I followed because I'm a fox and curiosity is basically my job.
We stood before the closet. It looked normal. Quiet. Like a door that had never tried to terrify anyone in a supermarket-loving household.
Pip whispered, “Goodnight, Former Monster Door.”
Rosa crossed her arms, but her mouth twitched. “Goodnight, Door Who Learned Manners.”

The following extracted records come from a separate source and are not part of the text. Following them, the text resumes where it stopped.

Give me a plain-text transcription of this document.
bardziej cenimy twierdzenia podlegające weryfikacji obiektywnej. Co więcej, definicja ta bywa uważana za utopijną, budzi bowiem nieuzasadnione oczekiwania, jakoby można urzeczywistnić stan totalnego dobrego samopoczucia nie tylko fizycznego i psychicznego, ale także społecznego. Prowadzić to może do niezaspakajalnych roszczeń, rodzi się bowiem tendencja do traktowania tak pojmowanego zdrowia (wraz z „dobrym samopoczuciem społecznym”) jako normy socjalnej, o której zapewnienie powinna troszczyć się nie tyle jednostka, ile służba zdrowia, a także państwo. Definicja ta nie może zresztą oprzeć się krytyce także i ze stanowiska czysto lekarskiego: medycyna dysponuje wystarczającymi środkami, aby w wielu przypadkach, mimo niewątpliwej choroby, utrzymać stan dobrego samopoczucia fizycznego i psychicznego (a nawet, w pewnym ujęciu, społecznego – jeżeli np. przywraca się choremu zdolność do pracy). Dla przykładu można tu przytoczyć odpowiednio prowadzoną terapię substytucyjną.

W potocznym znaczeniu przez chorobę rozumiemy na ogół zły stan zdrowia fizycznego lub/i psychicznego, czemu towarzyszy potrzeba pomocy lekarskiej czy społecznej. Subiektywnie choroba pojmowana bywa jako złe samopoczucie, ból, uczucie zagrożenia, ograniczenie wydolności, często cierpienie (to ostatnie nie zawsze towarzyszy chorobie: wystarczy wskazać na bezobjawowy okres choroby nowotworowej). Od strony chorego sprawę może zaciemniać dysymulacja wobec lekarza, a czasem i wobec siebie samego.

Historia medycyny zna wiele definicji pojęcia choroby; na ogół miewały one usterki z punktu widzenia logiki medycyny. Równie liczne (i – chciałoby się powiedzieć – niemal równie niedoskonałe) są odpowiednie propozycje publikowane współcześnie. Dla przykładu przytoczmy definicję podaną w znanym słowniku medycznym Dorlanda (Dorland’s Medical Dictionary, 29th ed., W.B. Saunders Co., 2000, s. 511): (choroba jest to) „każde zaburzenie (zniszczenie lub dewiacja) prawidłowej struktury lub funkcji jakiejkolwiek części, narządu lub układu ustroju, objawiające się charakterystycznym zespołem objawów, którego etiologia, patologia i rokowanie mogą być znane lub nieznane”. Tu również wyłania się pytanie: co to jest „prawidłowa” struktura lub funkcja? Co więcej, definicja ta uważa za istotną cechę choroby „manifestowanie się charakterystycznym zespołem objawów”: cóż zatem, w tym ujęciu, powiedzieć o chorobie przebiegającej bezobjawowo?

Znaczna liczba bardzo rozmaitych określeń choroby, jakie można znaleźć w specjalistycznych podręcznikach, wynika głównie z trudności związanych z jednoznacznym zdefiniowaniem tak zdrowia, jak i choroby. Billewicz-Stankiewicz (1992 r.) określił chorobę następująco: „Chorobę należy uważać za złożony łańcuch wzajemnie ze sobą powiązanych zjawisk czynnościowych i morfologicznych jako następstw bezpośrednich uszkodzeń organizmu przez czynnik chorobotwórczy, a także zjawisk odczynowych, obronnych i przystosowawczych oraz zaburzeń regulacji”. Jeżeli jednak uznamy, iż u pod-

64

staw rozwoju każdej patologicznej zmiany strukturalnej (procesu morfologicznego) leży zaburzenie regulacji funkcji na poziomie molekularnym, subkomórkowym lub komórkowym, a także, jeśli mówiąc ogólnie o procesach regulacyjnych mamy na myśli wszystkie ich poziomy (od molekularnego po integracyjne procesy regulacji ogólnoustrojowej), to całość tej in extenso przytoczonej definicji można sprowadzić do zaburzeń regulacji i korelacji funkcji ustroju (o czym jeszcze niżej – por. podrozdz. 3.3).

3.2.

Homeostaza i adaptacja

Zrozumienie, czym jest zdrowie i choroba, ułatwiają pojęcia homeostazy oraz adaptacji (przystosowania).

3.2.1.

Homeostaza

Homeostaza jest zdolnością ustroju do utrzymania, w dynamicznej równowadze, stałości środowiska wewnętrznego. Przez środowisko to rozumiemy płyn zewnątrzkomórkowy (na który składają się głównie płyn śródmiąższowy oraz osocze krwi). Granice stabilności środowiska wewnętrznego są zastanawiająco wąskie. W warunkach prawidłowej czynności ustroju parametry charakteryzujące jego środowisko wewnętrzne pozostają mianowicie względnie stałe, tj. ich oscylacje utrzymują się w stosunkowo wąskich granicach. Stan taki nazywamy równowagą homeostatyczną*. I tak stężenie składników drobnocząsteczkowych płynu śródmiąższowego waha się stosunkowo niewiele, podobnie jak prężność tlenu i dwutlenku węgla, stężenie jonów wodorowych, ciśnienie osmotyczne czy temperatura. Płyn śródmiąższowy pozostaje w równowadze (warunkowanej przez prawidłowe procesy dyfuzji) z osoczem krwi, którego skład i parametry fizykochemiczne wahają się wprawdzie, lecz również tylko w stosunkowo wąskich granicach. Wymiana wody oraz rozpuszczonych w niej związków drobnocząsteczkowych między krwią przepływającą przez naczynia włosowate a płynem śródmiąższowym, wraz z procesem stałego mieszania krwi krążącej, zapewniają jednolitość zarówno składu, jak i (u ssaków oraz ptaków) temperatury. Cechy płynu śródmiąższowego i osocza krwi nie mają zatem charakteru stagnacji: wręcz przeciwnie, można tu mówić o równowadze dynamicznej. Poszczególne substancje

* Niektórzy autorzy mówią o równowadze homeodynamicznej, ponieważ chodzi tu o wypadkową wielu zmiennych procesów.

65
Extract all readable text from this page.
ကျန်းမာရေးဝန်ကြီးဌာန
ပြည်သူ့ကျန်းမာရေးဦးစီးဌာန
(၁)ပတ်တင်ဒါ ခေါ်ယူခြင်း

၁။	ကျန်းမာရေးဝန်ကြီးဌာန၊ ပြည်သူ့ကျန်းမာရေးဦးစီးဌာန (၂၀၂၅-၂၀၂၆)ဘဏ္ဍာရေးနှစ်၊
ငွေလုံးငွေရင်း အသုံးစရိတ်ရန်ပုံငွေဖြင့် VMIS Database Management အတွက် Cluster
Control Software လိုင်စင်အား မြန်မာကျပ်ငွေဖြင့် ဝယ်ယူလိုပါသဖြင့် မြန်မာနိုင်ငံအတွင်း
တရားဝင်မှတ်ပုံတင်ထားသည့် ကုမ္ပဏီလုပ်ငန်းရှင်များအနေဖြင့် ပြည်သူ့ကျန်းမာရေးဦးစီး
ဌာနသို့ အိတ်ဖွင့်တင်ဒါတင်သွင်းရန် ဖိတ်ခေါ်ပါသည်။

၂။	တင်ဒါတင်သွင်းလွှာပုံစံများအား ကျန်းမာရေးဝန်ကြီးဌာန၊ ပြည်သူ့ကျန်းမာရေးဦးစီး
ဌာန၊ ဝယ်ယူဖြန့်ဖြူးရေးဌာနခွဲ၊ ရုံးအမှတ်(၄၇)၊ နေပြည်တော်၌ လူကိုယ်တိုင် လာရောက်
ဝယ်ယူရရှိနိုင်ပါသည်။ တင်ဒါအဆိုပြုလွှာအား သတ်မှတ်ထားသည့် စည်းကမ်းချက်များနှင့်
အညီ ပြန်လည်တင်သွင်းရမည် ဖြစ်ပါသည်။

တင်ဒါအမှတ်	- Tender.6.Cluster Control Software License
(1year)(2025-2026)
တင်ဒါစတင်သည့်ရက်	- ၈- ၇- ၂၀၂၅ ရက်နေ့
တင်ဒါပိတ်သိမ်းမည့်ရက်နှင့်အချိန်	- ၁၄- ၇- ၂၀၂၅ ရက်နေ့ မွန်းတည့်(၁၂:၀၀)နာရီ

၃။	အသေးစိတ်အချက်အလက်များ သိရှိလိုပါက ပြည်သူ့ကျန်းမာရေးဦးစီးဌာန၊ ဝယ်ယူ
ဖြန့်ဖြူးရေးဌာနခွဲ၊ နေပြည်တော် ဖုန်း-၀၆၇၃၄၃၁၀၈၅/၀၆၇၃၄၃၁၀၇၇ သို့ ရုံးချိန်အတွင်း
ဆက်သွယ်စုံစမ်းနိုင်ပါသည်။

I leaned closer and whispered, “Goodnight. And thank you for not creaking. We appreciate your personal growth.”
The door stayed silent.
Then, as if it heard us and wanted to prove it could still be dramatic without being scary, it made the tiniest sound.
Not a monster groan.
Just a tiny, polite little… click.
Pip gasped. “It winked at us.”
Rosa whispered, “Doors don't wink.”
I whispered back, “Maybe this one does.”
Pip giggled, and it was the kind of giggle that made the hallway feel brighter.
Rosa nudged my shoulder. “Felix?”
“Yeah?”
“Tomorrow,” she said, “we're using the traffic light for chores.”
Pip's giggle stopped. “NO.”
I held up an imaginary red light. “Red means stop complaining.”
Pip stared at me, then burst into laughter again, because apparently even complaining is funnier when you do it together.
We tiptoed back to our room, still chuckling.
Behind us, the closet door stayed quiet.
But I swear—just before the hallway light turned off—it seemed to stand a little straighter, like a door that knew it was part of the family joke now.
And that, honestly, felt like the happiest kind of magic.